Chances are, though, that Paris Alexander is a conflation of a couple of different, but similar, figures of mythology and the explanation in that article was made up afterwards. I wouldn't take that explanation as gospel. Mythology seldom lends itself to clean explanations.

FLG said...

Andrew:

Do I really seem stupid enough to take a single source, and Wikipedia at that, about a person who figures prominently in an epic poem from three thousand years ago as gospel?

What was stupid, however, was to have raised the question while providing a link that contained an answer.

arethusa said...

Homer (usually, not always) calls him Alexandros. Autenrieth's Homeric Dictionary claims it means "fighter" in Greek, so it could be ironic. It's clearly a Greek nickname; the Trojans weren't Greek but probably Hittite or Phyrgian.

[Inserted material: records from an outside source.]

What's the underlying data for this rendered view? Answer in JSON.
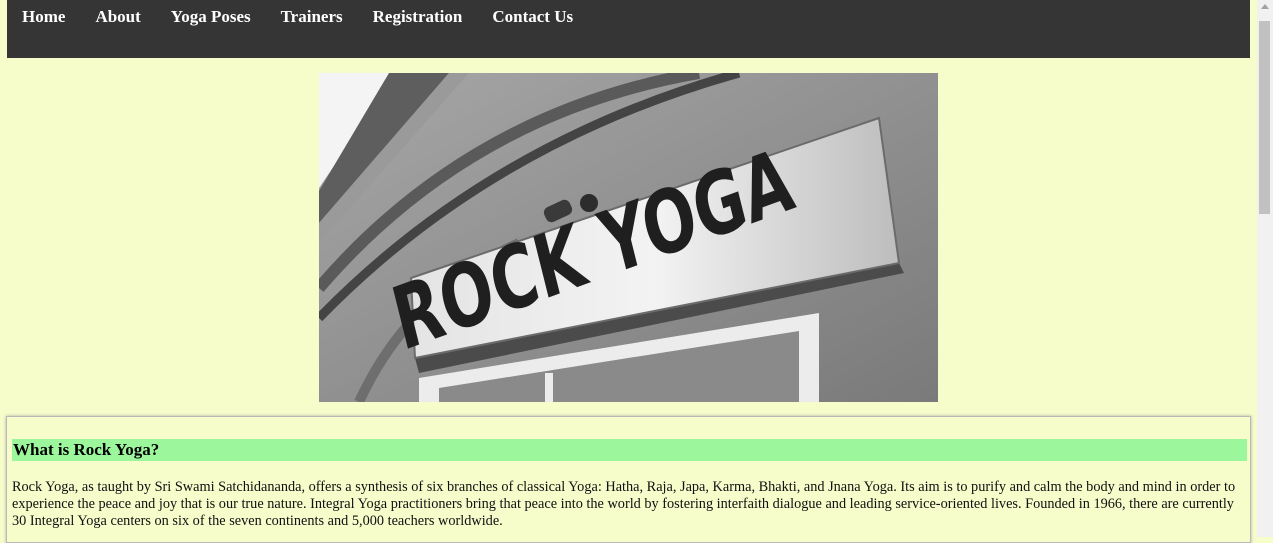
{
  "nav": {
    "items": [
      {
        "label": "Home"
      },
      {
        "label": "About"
      },
      {
        "label": "Yoga Poses"
      },
      {
        "label": "Trainers"
      },
      {
        "label": "Registration"
      },
      {
        "label": "Contact Us"
      }
    ]
  },
  "hero": {
    "sign_text": "ROCK YOGA"
  },
  "about_section": {
    "heading": "What is Rock Yoga?",
    "body": "Rock Yoga, as taught by Sri Swami Satchidananda, offers a synthesis of six branches of classical Yoga: Hatha, Raja, Japa, Karma, Bhakti, and Jnana Yoga. Its aim is to purify and calm the body and mind in order to experience the peace and joy that is our true nature. Integral Yoga practitioners bring that peace into the world by fostering interfaith dialogue and leading service-oriented lives. Founded in 1966, there are currently 30 Integral Yoga centers on six of the seven continents and 5,000 teachers worldwide."
  },
  "colors": {
    "page_background": "#f7fccb",
    "navbar_background": "#353535",
    "heading_highlight": "#9cf79c"
  }
}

So I've always assumed "Alexandros" is a Greek version of Paris's original name, and Paris the Greek nickname, with stories such as this article mentions about the backpack representing later Greek attempts to make sense of the nickname.

This assumes an historical or legendary Alexandros of Troy, of course.

arethusa said...

That's Phrygian, not Phyrgian.

FLG said...

Arethusa:

Do translators commonly change Alexandros to Paris?

arethusa said...

Yes - according to the Index Nominorum in the Iliad Oxford Classical Text, Alexandros occurs about three times as often as Paris does in the Iliad.

Andrew Stevens said...

See this link.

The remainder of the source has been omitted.